One resource that I've found is Dyslexia Help, an initiative under the auspices of the University of Michigan's Services for Students with Disabilities (SSD) office. The Dyslexia Help site has a resource page on Apps for Dyslexia and Learning Disabilities, which is described on the website as "an extensive and meticulously organized list of apps that may be helpful to individuals with dyslexia, ...or the professionals who work with dyslexics." The site administrators note that they "carefully consider each app before we add it, ensuring that it claims to help dyslexics in ways that are in line with the evidence on how to help dyslexics. In other words, we add apps that aid with the cognitive processes used in speaking, reading, spelling, and writing, but we do not add apps that are visual aids for reading, because evidence shows that dyslexia is not a visual disability".
If you have questions about the apps listed, or would like to suggest an app, you are encouraged to email Dyslexia Help at firstname.lastname@example.org. If you explore any of the apps listed here, I ask you to share your experience with the rest of the DAE community. Tell us the name of the app, the context in which you used it with a learner (ie.assignment: reading and/or writing) and any successes or challenges experienced.
Disabilities in Adult Education Moderator
I would like to put in a pitch for direct instruction in using word processing features so that students (with and without learning disabilities) effectively use them before they leave adult education for college and career.
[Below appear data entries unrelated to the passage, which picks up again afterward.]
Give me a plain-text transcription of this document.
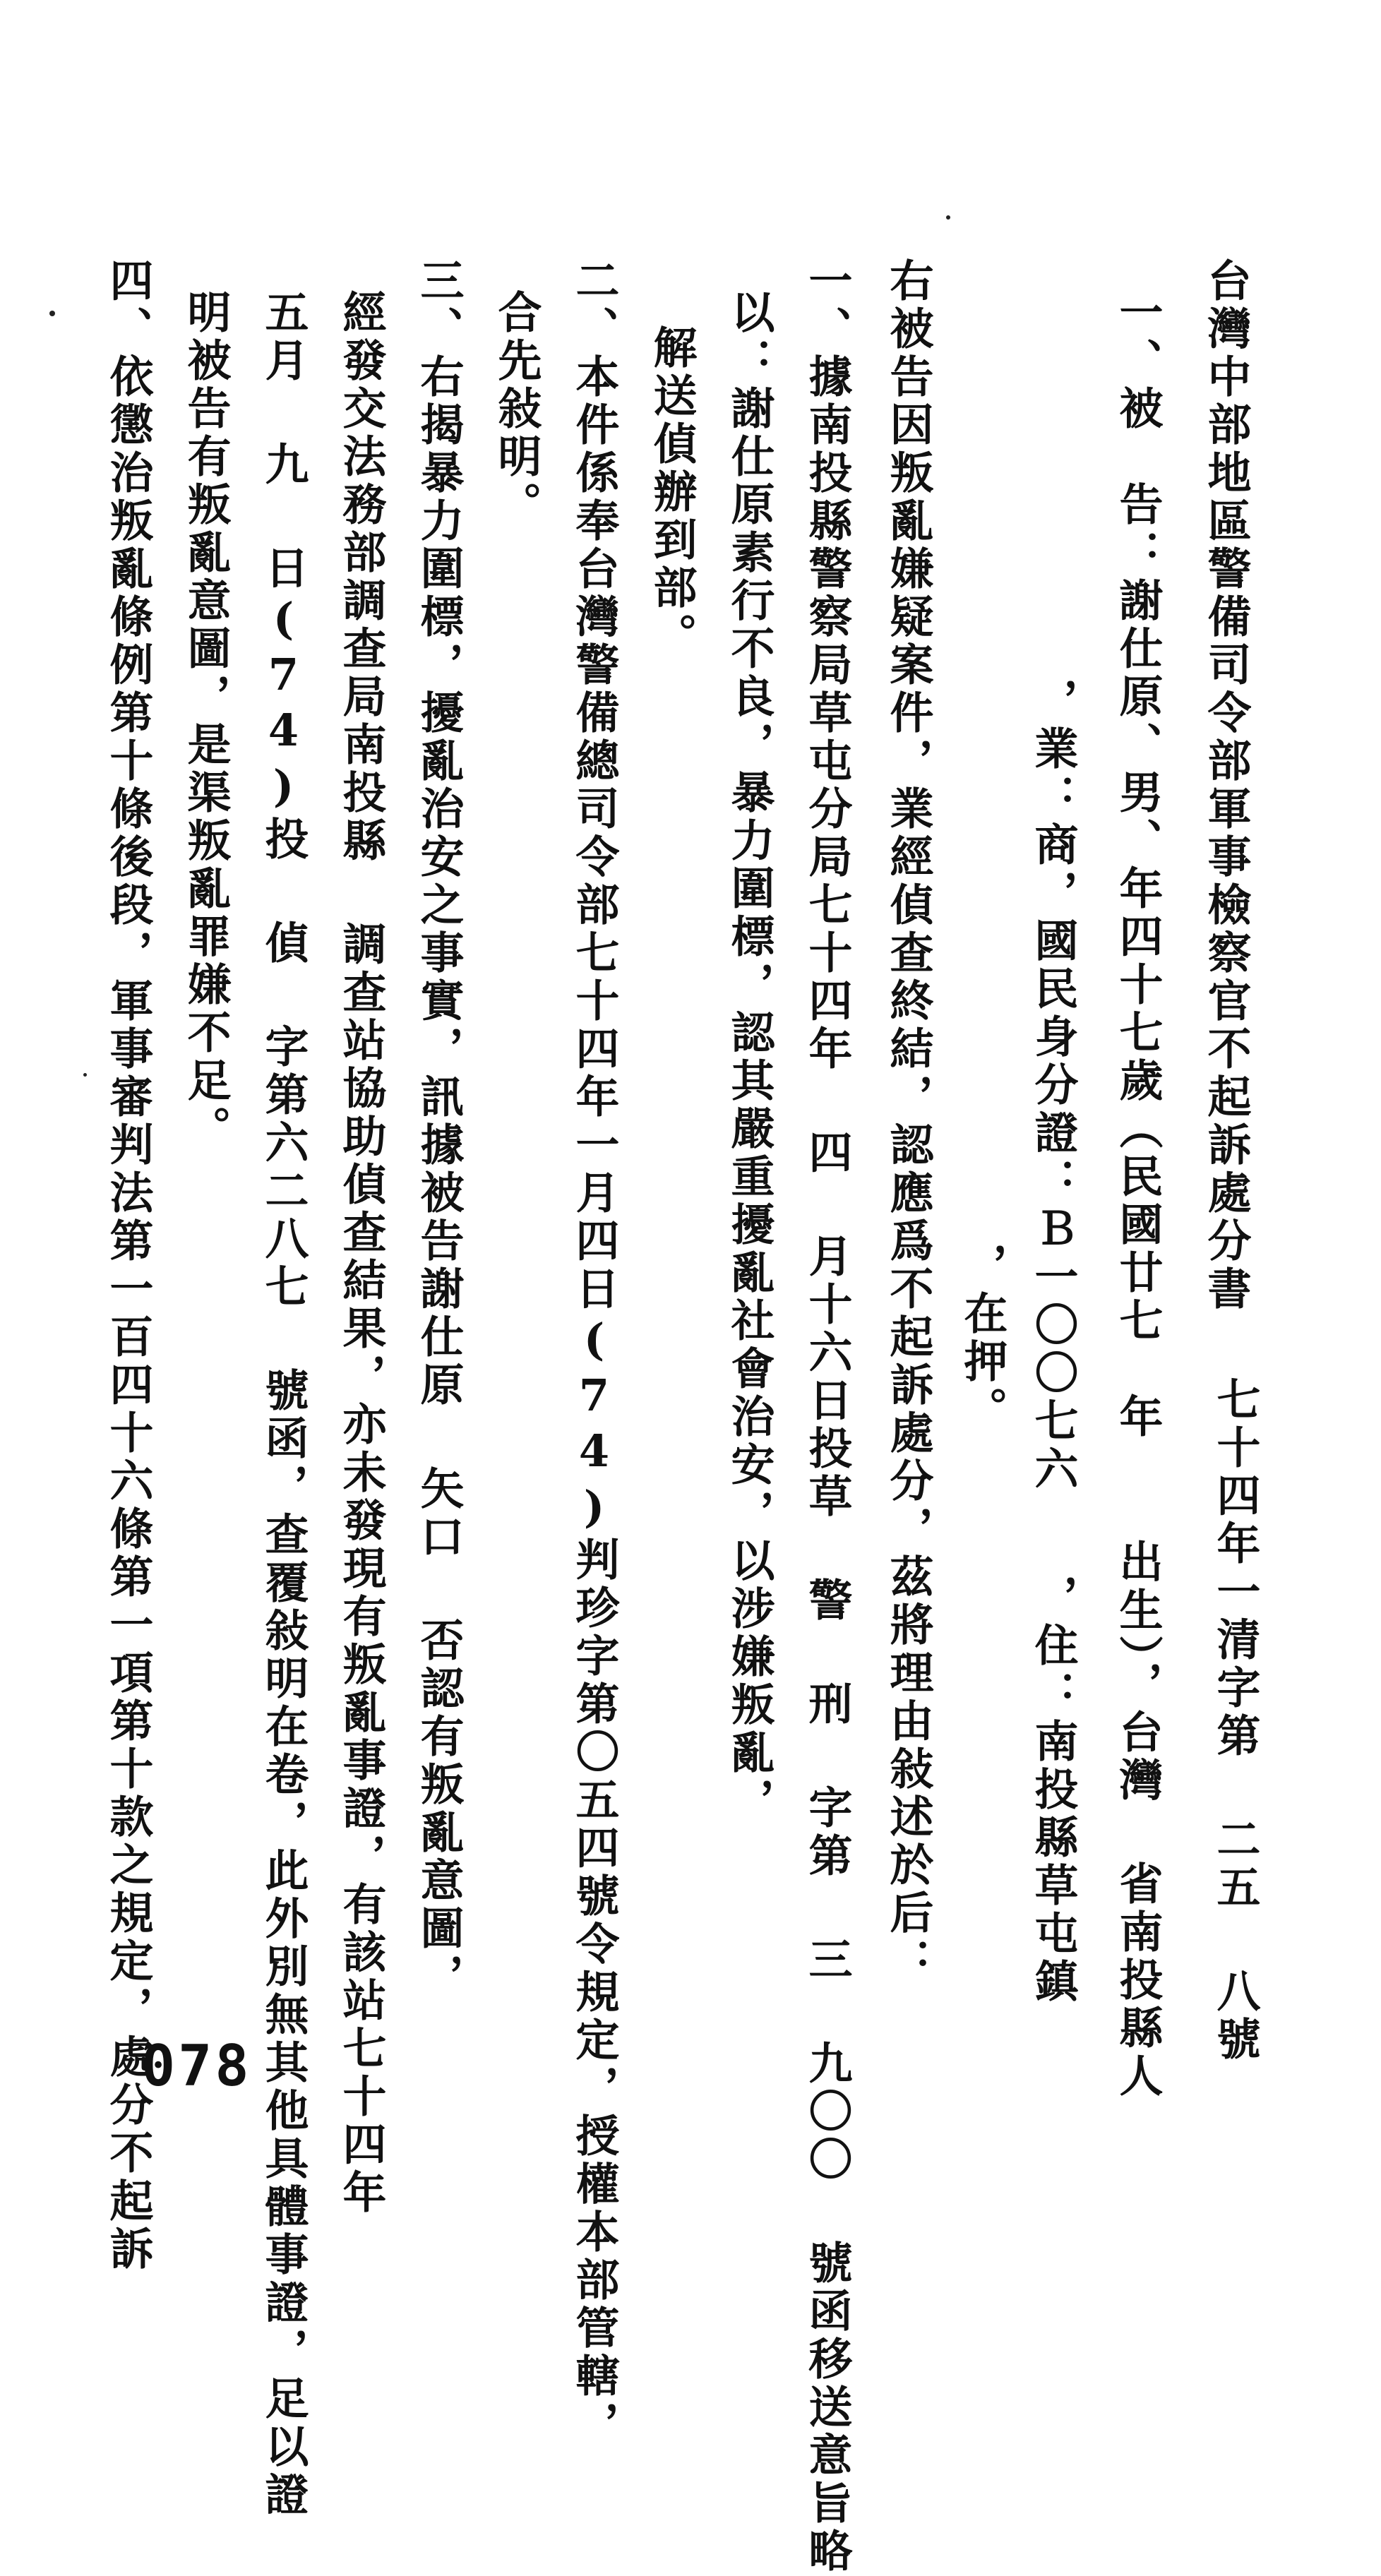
台灣中部地區警備司令部軍事檢察官不起訴處分書
七十四年一清字第 二五 八號
一、被　告：謝仕原、男、年四十七歲（民國廿七　年
出生），台灣 省南投縣人
，業：商，國民身分證：Ｂ一〇〇七六
，住：南投縣草屯鎮
，在押。
右被告因叛亂嫌疑案件，業經偵查終結，認應爲不起訴處分，茲將理由敍述於后：
一、據南投縣警察局草屯分局七十四年 四 月十六日投草 警 刑 字第 三 九〇〇 號函移送意旨略
以：謝仕原素行不良，暴力圍標，認其嚴重擾亂社會治安，以涉嫌叛亂，
解送偵辦到部。
二、本件係奉台灣警備總司令部七十四年一月四日(74)判珍字第〇五四號令規定，授權本部管轄，
合先敍明。
三、右揭暴力圍標，擾亂治安之事實，訊據被告謝仕原 矢口 否認有叛亂意圖，
經發交法務部調查局南投縣 調查站協助偵查結果，亦未發現有叛亂事證，有該站七十四年
五月 九 日(74)投 偵 字第六二八七 號函，查覆敍明在卷，此外別無其他具體事證，足以證
明被告有叛亂意圖，是渠叛亂罪嫌不足。
四、依懲治叛亂條例第十條後段，軍事審判法第一百四十六條第一項第十款之規定，處分不起訴
078
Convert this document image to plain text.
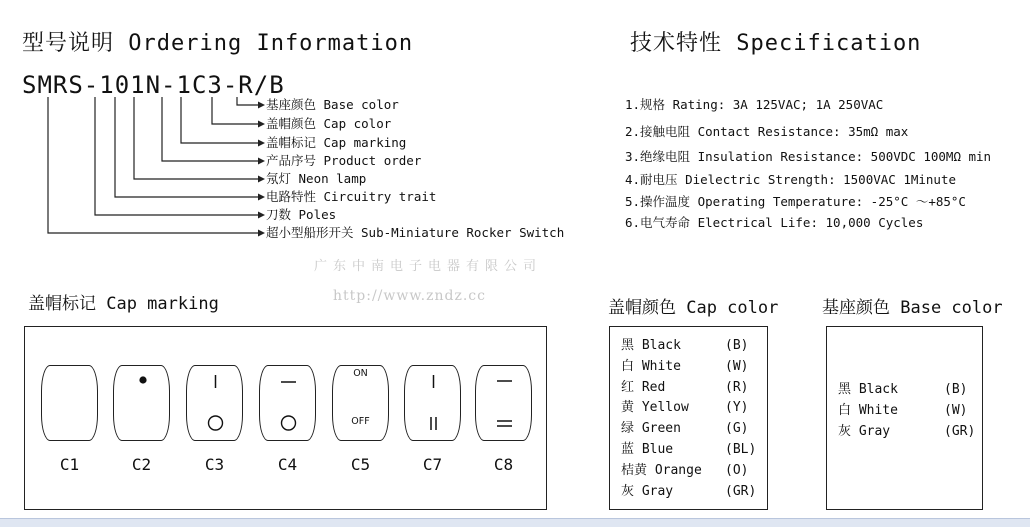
型号说明 Ordering Information
SMRS-101N-1C3-R/B
基座颜色 Base color
盖帽颜色 Cap color
盖帽标记 Cap marking
产品序号 Product order
氖灯 Neon lamp
电路特性 Circuitry trait
刀数 Poles
超小型船形开关 Sub-Miniature Rocker Switch
技术特性 Specification
1.规格 Rating: 3A 125VAC; 1A 250VAC
2.接触电阻 Contact Resistance: 35mΩ max
3.绝缘电阻 Insulation Resistance: 500VDC 100MΩ min
4.耐电压 Dielectric Strength: 1500VAC 1Minute
5.操作温度 Operating Temperature: -25°C ～+85°C
6.电气寿命 Electrical Life: 10,000 Cycles
广东中南电子电器有限公司
http://www.zndz.cc
盖帽标记 Cap marking
ON
OFF
C1	C2	C3	C4	C5	C7	C8
盖帽颜色 Cap color
黑 Black	(B)
白 White	(W)
红 Red	(R)
黄 Yellow	(Y)
绿 Green	(G)
蓝 Blue	(BL)
桔黄 Orange	(O)
灰 Gray	(GR)
基座颜色 Base color
黑 Black	(B)
白 White	(W)
灰 Gray	(GR)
For example, some students can identify the correct spelling of a word if they see it in the drop down menu; some students can identify a word's spelling if they use the thesaurus and see similar words; some can identify a word by hearing it pronounced. Learning to personalizing the dictionary with (correctly spelled) proper nouns or technical terms that they use frequently can help. Students need to know what features makes a difference for them and then need lots of practice. And, some students with poor handwriting should word process just about everything that goes beyond their own personal use. The stigma attached to poor handwriting can impact how employers and instructors evaluate their work and ability.
I am hoping that teachers have sufficient time and technical resources to do this. I'd like to hear if that's true.